Peur aussi injustifiée la plupart du temps que ne pas passer les portes, étant plutôt entourée d'âmes bienveillantes.

Shoot de bouffe

Dabord, il y a la réminiscence d'un goût aimé. Souvent sucré. L'idée d'un carré de chocolat au lait, la douceur d'une madeleine ou l'acidité délicieuse d'une tarte au citron, par exemple. Petit à petit, ce souvenir s'installe insidieusement et se rappelle à toi de manière obsédante.
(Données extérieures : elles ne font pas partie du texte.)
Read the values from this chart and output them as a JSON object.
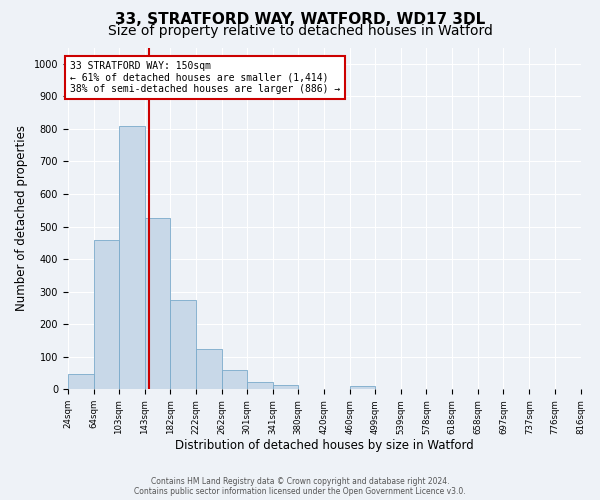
{
  "title1": "33, STRATFORD WAY, WATFORD, WD17 3DL",
  "title2": "Size of property relative to detached houses in Watford",
  "xlabel": "Distribution of detached houses by size in Watford",
  "ylabel": "Number of detached properties",
  "bar_color": "#c8d8e8",
  "bar_edge_color": "#7aaacb",
  "background_color": "#eef2f7",
  "grid_color": "#ffffff",
  "vline_value": 150,
  "vline_color": "#cc0000",
  "annotation_text_line1": "33 STRATFORD WAY: 150sqm",
  "annotation_text_line2": "← 61% of detached houses are smaller (1,414)",
  "annotation_text_line3": "38% of semi-detached houses are larger (886) →",
  "annotation_box_color": "#cc0000",
  "bin_edges": [
    24,
    64,
    103,
    143,
    182,
    222,
    262,
    301,
    341,
    380,
    420,
    460,
    499,
    539,
    578,
    618,
    658,
    697,
    737,
    776,
    816
  ],
  "bin_labels": [
    "24sqm",
    "64sqm",
    "103sqm",
    "143sqm",
    "182sqm",
    "222sqm",
    "262sqm",
    "301sqm",
    "341sqm",
    "380sqm",
    "420sqm",
    "460sqm",
    "499sqm",
    "539sqm",
    "578sqm",
    "618sqm",
    "658sqm",
    "697sqm",
    "737sqm",
    "776sqm",
    "816sqm"
  ],
  "bar_heights": [
    47,
    460,
    810,
    525,
    275,
    125,
    58,
    22,
    12,
    0,
    0,
    10,
    0,
    0,
    0,
    0,
    0,
    0,
    0,
    0
  ],
  "ylim": [
    0,
    1050
  ],
  "yticks": [
    0,
    100,
    200,
    300,
    400,
    500,
    600,
    700,
    800,
    900,
    1000
  ],
  "footer_line1": "Contains HM Land Registry data © Crown copyright and database right 2024.",
  "footer_line2": "Contains public sector information licensed under the Open Government Licence v3.0.",
  "title1_fontsize": 11,
  "title2_fontsize": 10,
  "xlabel_fontsize": 8.5,
  "ylabel_fontsize": 8.5,
  "tick_fontsize": 7,
  "footer_fontsize": 5.5
}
Il t'en faut. Tu essaies de chasser l'envie, de penser à autre chose. Mais tu salives de plus en plus, tu ne peux plus rien faire, il t'en faut. Tu sais que chez toi, il n'y a rien de tout ça, tu t'interdis d'en acheter, pour ne pas céder. Mais aujourd'hui, ça ne changera rien.

 

Un fumeur hésite-t-il à traverser la ville le dimanche soir pour trouver un paquet de cigarettes ?

 

C'est décidé, tu y vas. Tu cours vers le supermarché le plus proche. Tu prends, vite, la tablette de chocolat à l'origine de la compulsion. Et comme tu sais qu'une fois la crise enclenchée, ça ne suffira pas, tu rafles quelques paquets de gâteaux, peu importe lesquels. Une fois ton butin amassé, tu rentres chez toi et prends le temps de t'installer. Tu sais que le bonheur sera de courte durée, alors autant l'optimiser.

 

Assise sur ton canapé, la télécommande à portée de main, tu déchires soigneusement le papier argenté. La vue du chocolat velouté excite tes papilles. Tu casses un morceau, et le porte à ta bouche, fébrile et impatiente. Les premiers effluves parviennent à tes narines et commencent à calmer le manque. Puis ta langue apprécie la douceur sans aspérité du petit carré. Très vite, le jus divin tapisse ton palais. Les récepteurs transmettent à ton cerveau la sensation de bien-être. Tu te sens calme, tes pensées errent sans entraves, ton corps se détend. Tu n'es plus ici, tu n'es plus toi, tu n'es plus que ce carré de chocolat qui fond voluptueusement pour couler ensuite dans ta gorge.

 

Le shoot a commencé.

 

La première bouchée est la meilleure, la seule qui vaille. Les autres ne seront que de vaines tentatives de parvenir à nouveau à l'extase. Et cette impossibilité te poussera alors à engloutir, de rage et de désespoir, tout ce que tu as acheté en plus. Jusqu'à l'écoeurement ultime, la nausée finale.

 

Seulement toi, tu ne vomis pas. Tu n'as jamais su, jamais pu. Oh, tu as essayé, tu as enfoncé ton doigt dans ta gorge plus d'une fois. Mais ton corps refuse. Il veut garder ce que tu viens de lui donner. Non, tu ne vomiras pas, tu ne sais que te remplir.

 

La descente est aussi douloureuse que la montée fut euphorique. La culpabilité te fait mal. Tu pétris ton ventre violemment, tu te frapperais si tu le pouvais. Pour te calmer, tu finis par t'inventer un demain différent. Oui, c'était la dernière crise. Demain, tout à l'heure, même, tu feras du sport. Tu ne mangeras rien, ou alors si peu. Demain, tu maigriras. Demain, tu décrocheras.